In her letter, she insists that those individuals had not wanted to take responsibility for restoring stability.
“Those who resigned rather than take charge of a country in flames where people were calling for civil war, were they not cowards??” she wrote.
The three people in line to assume office before Anez – former Vice President Alvaro García Linera, former senate president Adriana Salvatierra, and former house of deputies president Victor Borda – did not respond to Reuters requests for comment.
All three were Morales allies who resigned alongside or shortly after Morales, saying in statements at the time that they had received unspecified harassment and death threats.
‘ARMED TO THE TEETH’
Anez said in her letter that more than 100 police officers had arrived at her home in the city of Trinidad to detain her “armed to the teeth.” The incident had left young members of her family “in a state of shock,” she said. Reuters has not been to verify the details of her arrest.

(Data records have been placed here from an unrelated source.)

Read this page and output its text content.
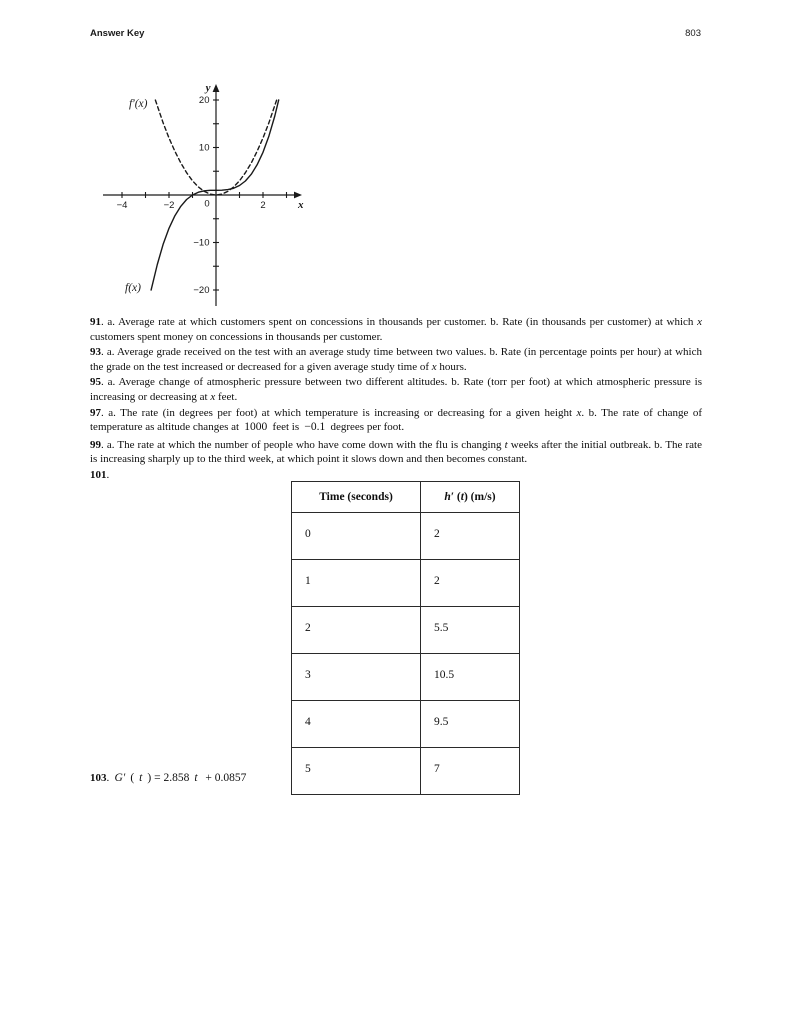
Answer Key	803
0	2
−4	−2
10
20
−10
−20
y
x
f′(x)
f(x)

91. a. Average rate at which customers spent on concessions in thousands per customer. b. Rate (in thousands per customer) at which x customers spent money on concessions in thousands per customer.

93. a. Average grade received on the test with an average study time between two values. b. Rate (in percentage points per hour) at which the grade on the test increased or decreased for a given average study time of x hours.

95. a. Average change of atmospheric pressure between two different altitudes. b. Rate (torr per foot) at which atmospheric pressure is increasing or decreasing at x feet.

97. a. The rate (in degrees per foot) at which temperature is increasing or decreasing for a given height x. b. The rate of change of temperature as altitude changes at 1000 feet is −0.1 degrees per foot.

99. a. The rate at which the number of people who have come down with the flu is changing t weeks after the initial outbreak. b. The rate is increasing sharply up to the third week, at which point it slows down and then becomes constant.

101.

Time (seconds)	h′ (t) (m/s)
0	2
1	2
2	5.5
3	10.5
4	9.5
5	7

103. G′ ( t ) = 2.858 t + 0.0857
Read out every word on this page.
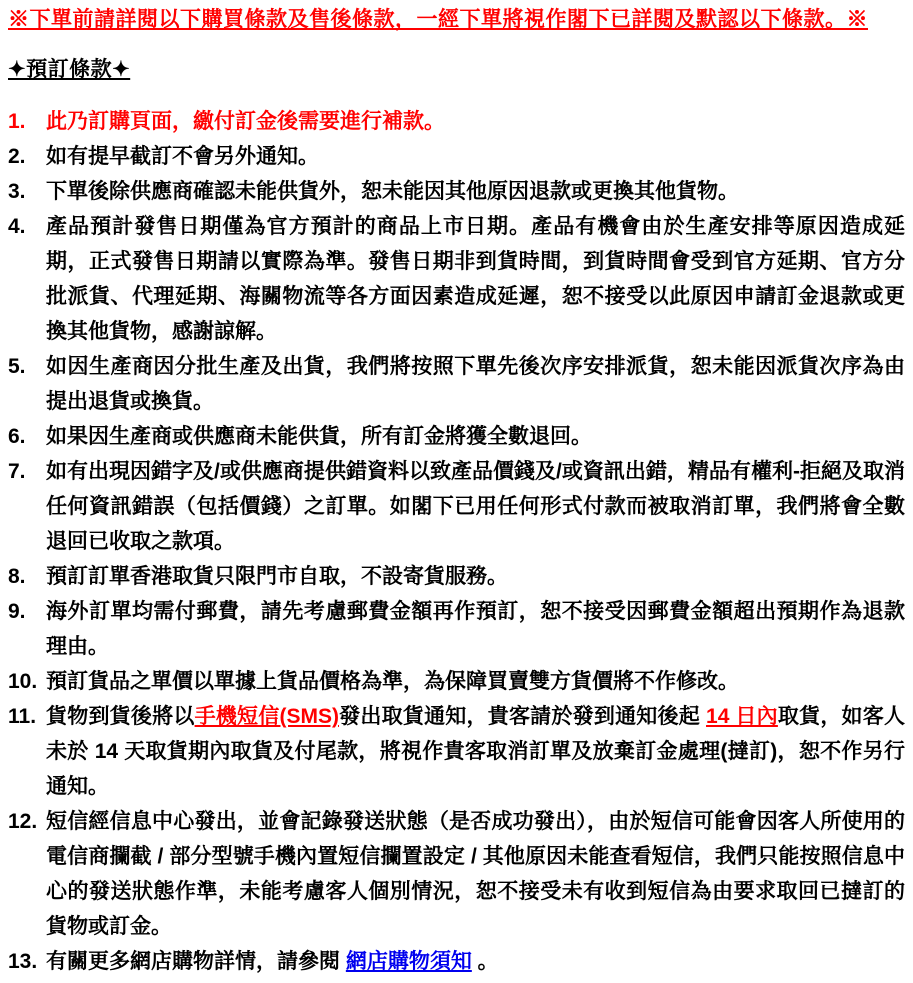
※下單前請詳閱以下購買條款及售後條款，一經下單將視作閣下已詳閱及默認以下條款。※
✦預訂條款✦
1. 此乃訂購頁面，繳付訂金後需要進行補款。
2. 如有提早截訂不會另外通知。
3. 下單後除供應商確認未能供貨外，恕未能因其他原因退款或更換其他貨物。
4. 產品預計發售日期僅為官方預計的商品上市日期。產品有機會由於生產安排等原因造成延期，正式發售日期請以實際為準。發售日期非到貨時間，到貨時間會受到官方延期、官方分批派貨、代理延期、海關物流等各方面因素造成延遲，恕不接受以此原因申請訂金退款或更換其他貨物，感謝諒解。
5. 如因生產商因分批生產及出貨，我們將按照下單先後次序安排派貨，恕未能因派貨次序為由提出退貨或換貨。
6. 如果因生產商或供應商未能供貨，所有訂金將獲全數退回。
7. 如有出現因錯字及/或供應商提供錯資料以致產品價錢及/或資訊出錯，精品有權利-拒絕及取消任何資訊錯誤（包括價錢）之訂單。如閣下已用任何形式付款而被取消訂單，我們將會全數退回已收取之款項。
8. 預訂訂單香港取貨只限門市自取，不設寄貨服務。
9. 海外訂單均需付郵費，請先考慮郵費金額再作預訂，恕不接受因郵費金額超出預期作為退款理由。
10. 預訂貨品之單價以單據上貨品價格為準，為保障買賣雙方貨價將不作修改。
11. 貨物到貨後將以手機短信(SMS)發出取貨通知，貴客請於發到通知後起 14 日內取貨，如客人未於 14 天取貨期內取貨及付尾款，將視作貴客取消訂單及放棄訂金處理(撻訂)，恕不作另行通知。
12. 短信經信息中心發出，並會記錄發送狀態（是否成功發出），由於短信可能會因客人所使用的電信商攔截 / 部分型號手機內置短信攔置設定 / 其他原因未能查看短信，我們只能按照信息中心的發送狀態作準，未能考慮客人個別情況，恕不接受未有收到短信為由要求取回已撻訂的貨物或訂金。
13. 有關更多網店購物詳情，請參閱 網店購物須知 。
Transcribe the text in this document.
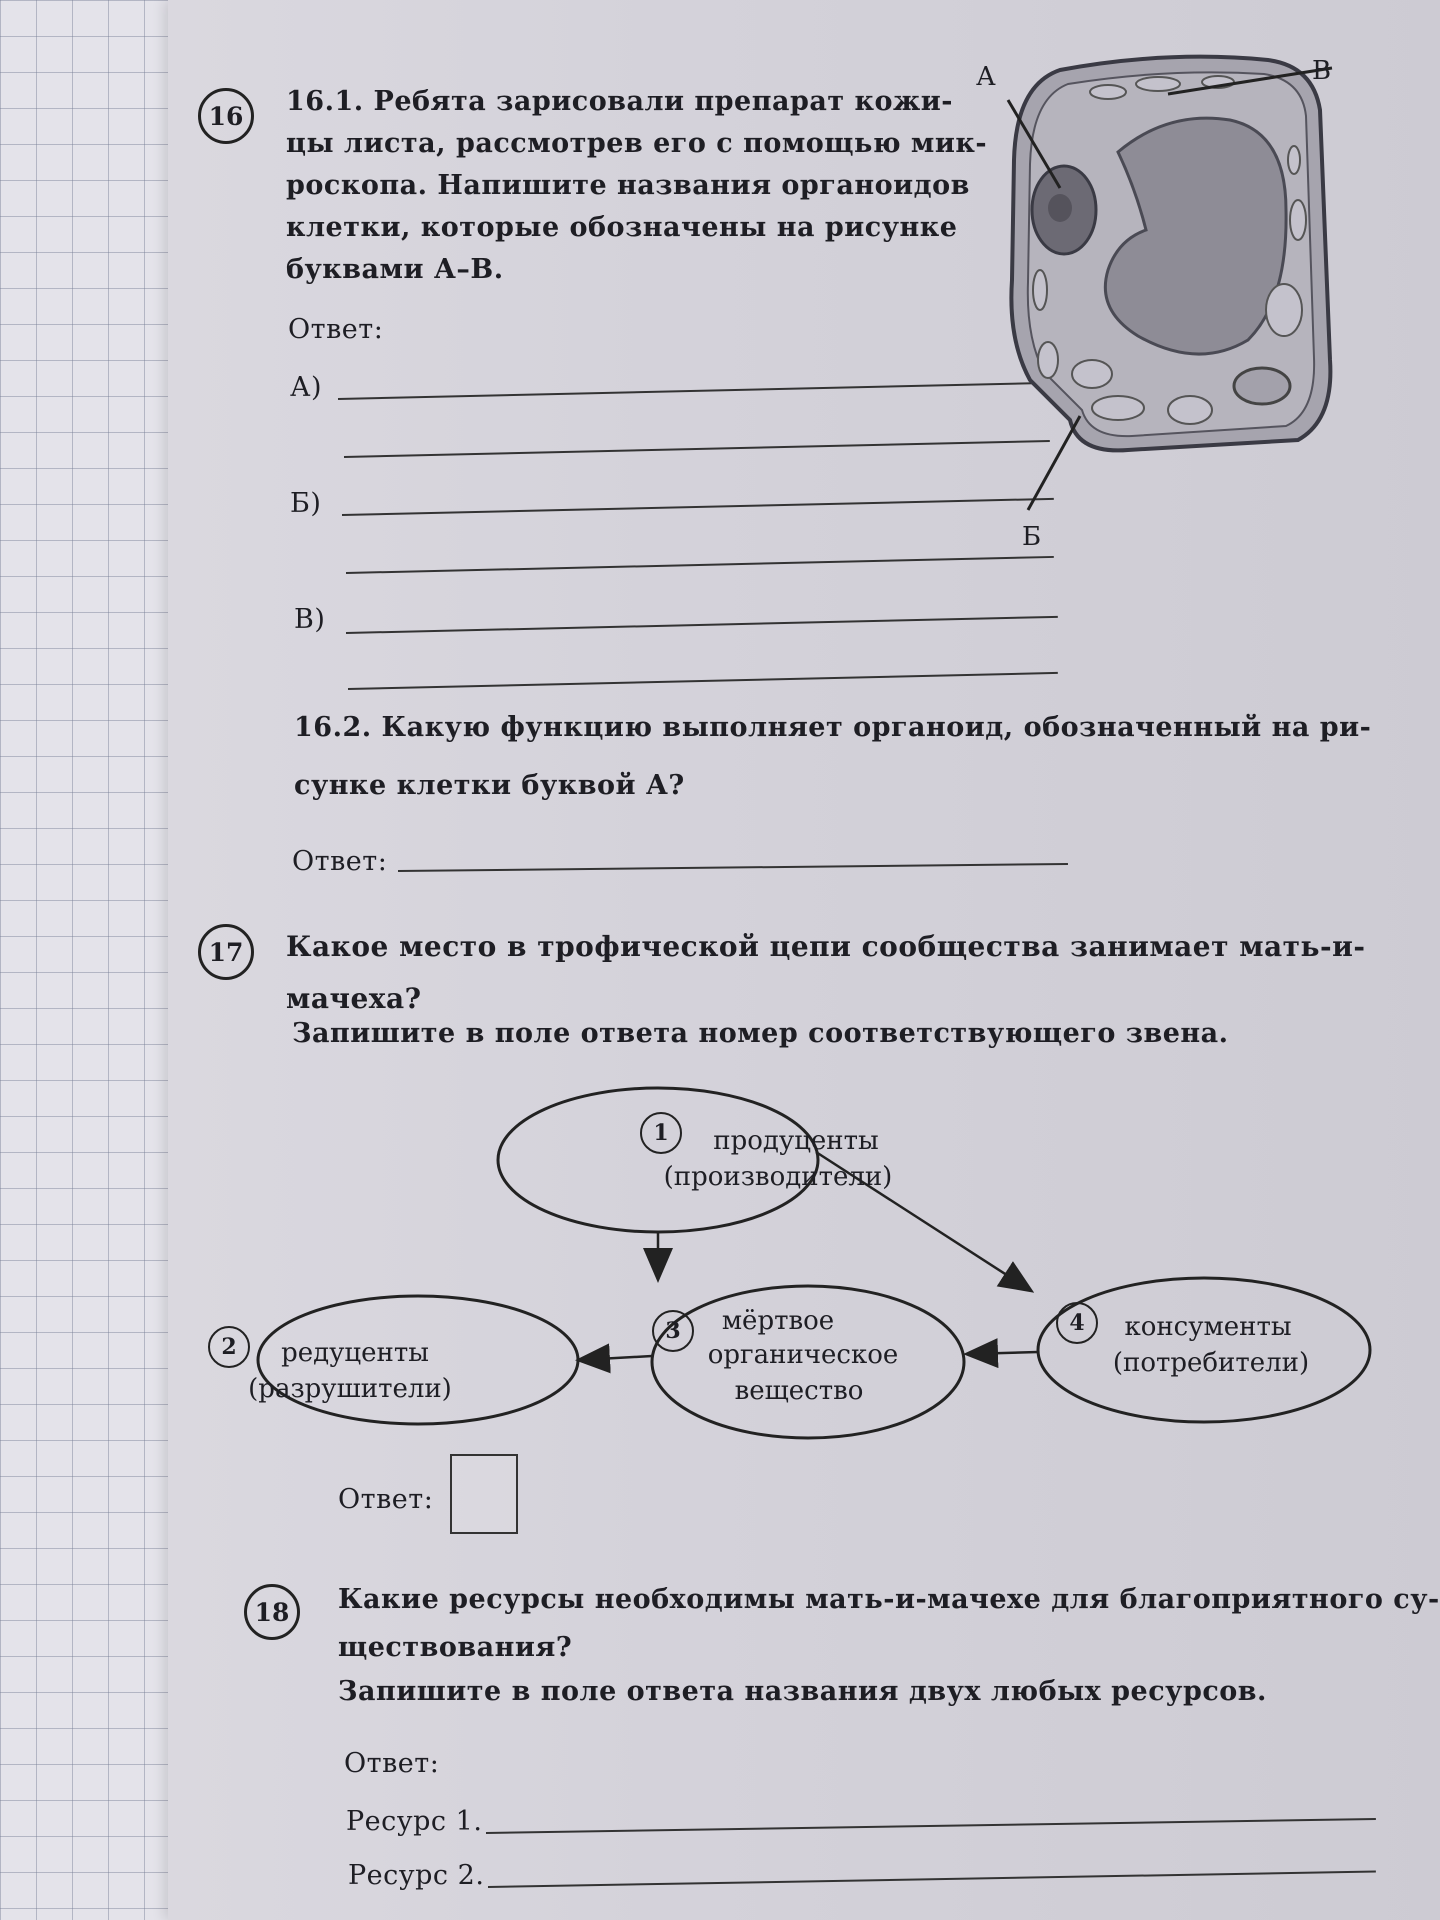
16	16.1. Ребята зарисовали препарат кожи-
цы листа, рассмотрев его с помощью мик-
роскопа. Напишите названия органоидов
клетки, которые обозначены на рисунке
буквами А–В.
Ответ:
А)
Б)
В)
А	В
Б
16.2. Какую функцию выполняет органоид, обозначенный на ри-
сунке клетки буквой А?
Ответ:
17	Какое место в трофической цепи сообщества занимает мать-и-
мачеха?
Запишите в поле ответа номер соответствующего звена.
1	продуценты
(производители)
2	редуценты
(разрушители)
3	мёртвое
органическое
вещество
4	консументы
(потребители)
Ответ:
18	Какие ресурсы необходимы мать-и-мачехе для благоприятного су-
ществования?
Запишите в поле ответа названия двух любых ресурсов.
Ответ:
Ресурс 1.
Ресурс 2.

The 53-year-old, who family members say suffers from hypertension, said the state was jeopardizing her health. Last week, she fell ill and a judge ruled that she should be transferred to a hospital. That has not yet happened, according to her lawyer.
She said she wanted to be treated by independent medics rather than those sent to the prison. “I don’t trust the government doctors,” she wrote.
Anez’s lawyer, Ariel Coronado, told Reuters on Tuesday that the state had agreed for a cardiologist to visit her in prison.
He said Anez was “depressed.”
“The whole weight of the state is against her and that would affect anyone,” he said.
Anez’s administration took Bolivia in a sharply different direction to Morales and had itself leveled terrorism accusations against the leftist, detaining some members of his government.
At least 33 people were killed in violence that followed the election, 30 of them after Anez took office and passed a law giving security forces broad discretion in the use of force.
The detention of Anez and two of her ministers under the new government of President Luis Arce, a Morales ally voted into office in an October landslide, has brought criticism from human rights groups and calls from global powers for due process to be followed.
The Bolivian government insists it is seeking justice.